Hillary Rodham Clinton was clear Monday during a campaign stop about one quality she would expect from her nominees to the U.S. Supreme Court if she were to become president – an overhaul of the rapidly evolving campaign finance system that is giving extremely wealthy donors ever more say in presidential contests.
Her position was remarkable for a candidate positioned to shatter fundraising records and push the boundaries of campaign finance law further than any Democrat who has ever run for the White House.
"The Supreme Court made a grave error with Citizens United," Clinton said before a roomful of party activists in Mason City, Iowa. "I will do everything I can to appoint Supreme Court justices who protect the right to vote and do not protect the right of billionaires to buy elections."
Clinton has made rolling back the court's controversial 2010 campaign finance law decision – which enables corporations and unions to spend unlimited amounts to influence an election – a key pillar of her campaign. She talks about it frequently, lamenting the corrupting influence of big money in politics.
But lately her talk has been shifting in a way that significantly ratchets up her public opposition to the court's decision. Her call for a constitutional amendment to reverse it, something that is highly unlikely to happen because it would require a two-thirds vote in both houses of Congress and approval of three-quarters of the states, is giving way to talk of the type of Supreme Court justice she would appoint.
If elected president, she would probably have a chance to put new justices on the high court. Two of the justices in the 5-4 majority in Citizens United, Anthony M. Kennedy and Antonin Scalia, are 78 and 79, respectively.
The 2010 ruling held that advocacy groups had a 1st Amendment right to spend unlimited sums on political activity. The decision wiped out 60 years of campaign finance restrictions that Congress had passed in efforts to restrict the ability of large donors and interest groups to affect the political process. A series of follow-up decisions by lower courts have struck down other restrictions, making campaign spending effectively unlimited.
Candidates in both parties have quickly learned to compete under the new rules and take advantage of the many opportunities to bring in big-dollar donations. But among Democratic activists, the decision has been widely denounced as a prime example of tilting the political playing field toward the interests of the rich. Pledges to overturn Citizens United have become staples of Democratic campaign rhetoric.
Polls have indicated that campaign finance reform is a low priority for most voters, but has considerable salience among liberal Democrats. Some Democratic strategists also argue that the issue can have more impact with a broader swath of voters if it is presented as part of an overall push to reform the country's political process, which large numbers of Americans see as dysfunctional.

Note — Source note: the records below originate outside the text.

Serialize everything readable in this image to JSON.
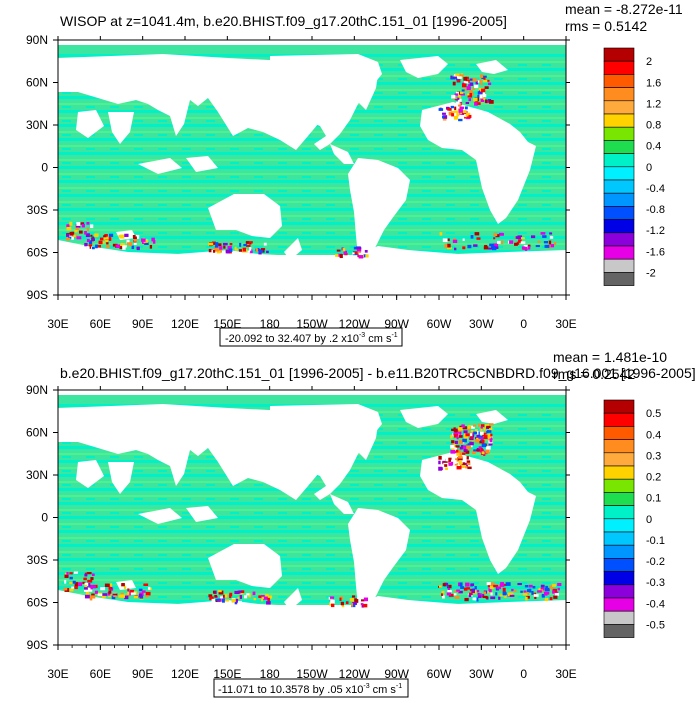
{
  "chart_data": [
    {
      "type": "heatmap",
      "title": "WISOP at z=1041.4m, b.e20.BHIST.f09_g17.20thC.151_01 [1996-2005]",
      "stats": {
        "mean": "mean = -8.272e-11",
        "rms": "rms = 0.5142"
      },
      "x_ticks": [
        "30E",
        "60E",
        "90E",
        "120E",
        "150E",
        "180",
        "150W",
        "120W",
        "90W",
        "60W",
        "30W",
        "0",
        "30E"
      ],
      "y_ticks": [
        "90N",
        "60N",
        "30N",
        "0",
        "30S",
        "60S",
        "90S"
      ],
      "range_label": {
        "prefix": "-20.092 to 32.407 by .2 x10",
        "exp": "-3",
        "units": " cm s",
        "units_exp": "-1"
      },
      "colorbar_labels": [
        "2",
        "1.6",
        "1.2",
        "0.8",
        "0.4",
        "0",
        "-0.4",
        "-0.8",
        "-1.2",
        "-1.6",
        "-2"
      ],
      "colorbar_colors": [
        "#b40000",
        "#ff0000",
        "#ff5a00",
        "#ff8c1e",
        "#ffaa3c",
        "#ffd200",
        "#78e600",
        "#1ede50",
        "#00f0c8",
        "#00f0ff",
        "#00c8ff",
        "#0096ff",
        "#0050ff",
        "#0000e6",
        "#8c00dc",
        "#e600e6",
        "#c8c8c8",
        "#646464"
      ]
    },
    {
      "type": "heatmap",
      "title": "b.e20.BHIST.f09_g17.20thC.151_01 [1996-2005] - b.e11.B20TRC5CNBDRD.f09_g16.001 [1996-2005]",
      "stats": {
        "mean": "mean = 1.481e-10",
        "rms": "rms = 0.2542"
      },
      "x_ticks": [
        "30E",
        "60E",
        "90E",
        "120E",
        "150E",
        "180",
        "150W",
        "120W",
        "90W",
        "60W",
        "30W",
        "0",
        "30E"
      ],
      "y_ticks": [
        "90N",
        "60N",
        "30N",
        "0",
        "30S",
        "60S",
        "90S"
      ],
      "range_label": {
        "prefix": "-11.071 to 10.3578 by .05 x10",
        "exp": "-3",
        "units": " cm s",
        "units_exp": "-1"
      },
      "colorbar_labels": [
        "0.5",
        "0.4",
        "0.3",
        "0.2",
        "0.1",
        "0",
        "-0.1",
        "-0.2",
        "-0.3",
        "-0.4",
        "-0.5"
      ],
      "colorbar_colors": [
        "#b40000",
        "#ff0000",
        "#ff5a00",
        "#ff8c1e",
        "#ffaa3c",
        "#ffd200",
        "#78e600",
        "#1ede50",
        "#00f0c8",
        "#00f0ff",
        "#00c8ff",
        "#0096ff",
        "#0050ff",
        "#0000e6",
        "#8c00dc",
        "#e600e6",
        "#c8c8c8",
        "#646464"
      ]
    }
  ],
  "colors": {
    "ocean_base": "#3ce6a0",
    "ocean_stripe": "#00f0c8",
    "ocean_light": "#50f08c",
    "land": "#ffffff"
  }
}
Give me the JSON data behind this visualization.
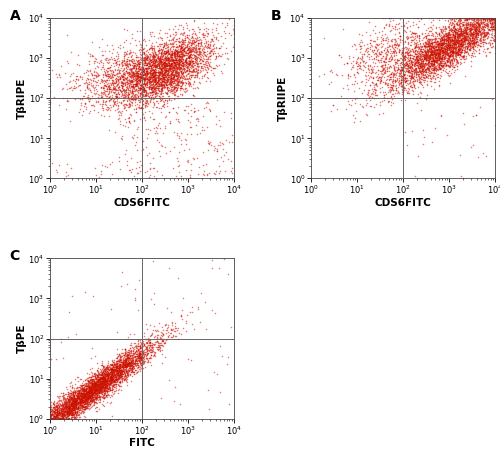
{
  "panels": [
    {
      "label": "A",
      "xlabel": "CDS6FITC",
      "ylabel": "TβRIPE",
      "gate_x": 100,
      "gate_y": 100
    },
    {
      "label": "B",
      "xlabel": "CDS6FITC",
      "ylabel": "TβRIIPE",
      "gate_x": 100,
      "gate_y": 100
    },
    {
      "label": "C",
      "xlabel": "FITC",
      "ylabel": "TβPE",
      "gate_x": 100,
      "gate_y": 100
    }
  ],
  "dot_color": "#cc1100",
  "dot_alpha": 0.55,
  "dot_size": 1.2,
  "gate_color": "#666666",
  "gate_lw": 0.7,
  "xlim": [
    1,
    10000
  ],
  "ylim": [
    1,
    10000
  ],
  "bg_color": "#ffffff",
  "axis_label_fontsize": 7.5,
  "tick_fontsize": 6,
  "panel_label_fontsize": 10
}
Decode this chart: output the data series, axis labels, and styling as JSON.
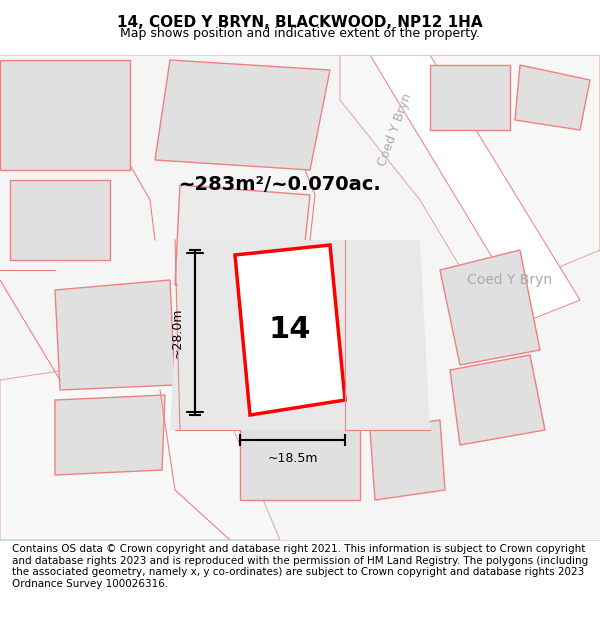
{
  "title": "14, COED Y BRYN, BLACKWOOD, NP12 1HA",
  "subtitle": "Map shows position and indicative extent of the property.",
  "area_text": "~283m²/~0.070ac.",
  "plot_number": "14",
  "dim_width": "~18.5m",
  "dim_height": "~28.0m",
  "street_label_diagonal": "Coed Y Bryn",
  "street_label_top": "Coed Y Bryn",
  "footer": "Contains OS data © Crown copyright and database right 2021. This information is subject to Crown copyright and database rights 2023 and is reproduced with the permission of HM Land Registry. The polygons (including the associated geometry, namely x, y co-ordinates) are subject to Crown copyright and database rights 2023 Ordnance Survey 100026316.",
  "bg_color": "#f5f5f5",
  "map_bg": "#f0f0f0",
  "building_color": "#e0e0e0",
  "road_color": "#ffffff",
  "plot_fill": "#ffffff",
  "plot_edge": "#ff0000",
  "other_building_edge": "#f08080",
  "title_fontsize": 11,
  "subtitle_fontsize": 9,
  "footer_fontsize": 7.5
}
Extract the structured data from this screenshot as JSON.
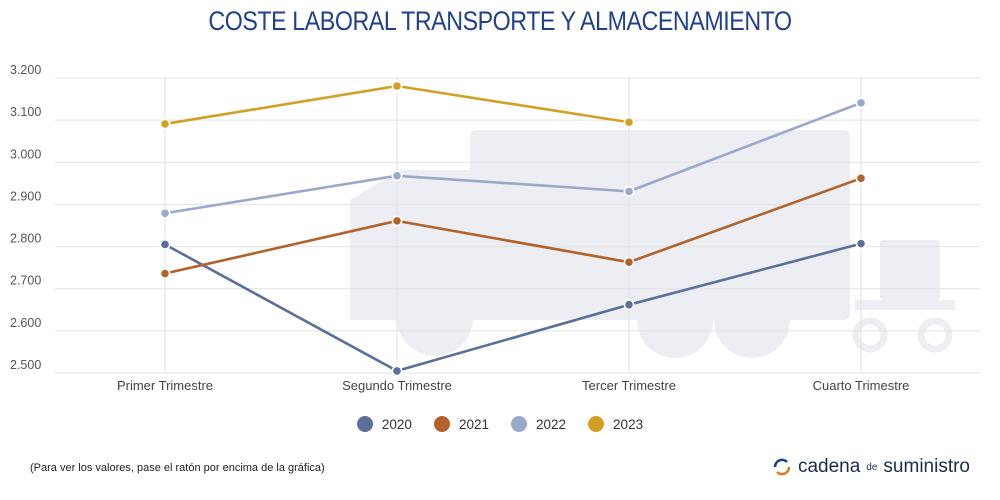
{
  "header": {
    "title": "COSTE LABORAL TRANSPORTE Y ALMACENAMIENTO"
  },
  "footer": {
    "note": "(Para ver los valores, pase el ratón por encima de la gráfica)",
    "brand": {
      "part1": "cadena",
      "part2": "de",
      "part3": "suministro"
    }
  },
  "chart_data": {
    "type": "line",
    "title": "COSTE LABORAL TRANSPORTE Y ALMACENAMIENTO",
    "categories": [
      "Primer Trimestre",
      "Segundo Trimestre",
      "Tercer Trimestre",
      "Cuarto Trimestre"
    ],
    "ylim": [
      2500,
      3200
    ],
    "yticks": [
      "2.500",
      "2.600",
      "2.700",
      "2.800",
      "2.900",
      "3.000",
      "3.100",
      "3.200"
    ],
    "grid": true,
    "legend_position": "bottom",
    "series": [
      {
        "name": "2020",
        "color": "#5b6e9c",
        "values": [
          2805,
          2505,
          2662,
          2807
        ]
      },
      {
        "name": "2021",
        "color": "#b3622a",
        "values": [
          2736,
          2861,
          2763,
          2962
        ]
      },
      {
        "name": "2022",
        "color": "#9ba8cb",
        "values": [
          2879,
          2968,
          2931,
          3141
        ]
      },
      {
        "name": "2023",
        "color": "#d4a024",
        "values": [
          3091,
          3181,
          3095,
          null
        ]
      }
    ]
  }
}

Campaign finance reform groups remain wary of Clinton's activism on the issue. Some question her commitment at a time she is actively seeking to exploit the very loopholes she claims are corroding democracy. The candidate has told donors that she will actively be raising money for the Priorities USA Action "super PAC," a group that is using lax campaign finance law enforcement to raise unlimited donations. In 2012, campaigns avoided any similar coordination with such groups. Priorities USA is seeking to raise $200 million to $300 million, most of which is expected to come from very wealthy donors.
Democrats counter that Clinton is caught up in a campaign cash arms race that the GOP has escalated. Jeb Bush, who has yet to formally announce his candidacy, began coordinating with his super PAC to raise millions of dollars for an eventual run for office before Clinton made her move.
Clinton says rolling back Citizens United is more than a talking point for her. She went into detail during her campaign stop Monday, telling a group of 60 or so supporters gathered in a living room that she has been talking to legal experts, and that they are split on whether anything can be done short of a reversal by the court or a constitutional amendment. She said that while some experts believe Congress could pass legislation to restore some of the old rules, that is not the thinking of retired Supreme Court Justice John Paul Stevens, who was on the court when the case was argued and sided with the minority.
Halper reported from Mason City and Lauter from Washington.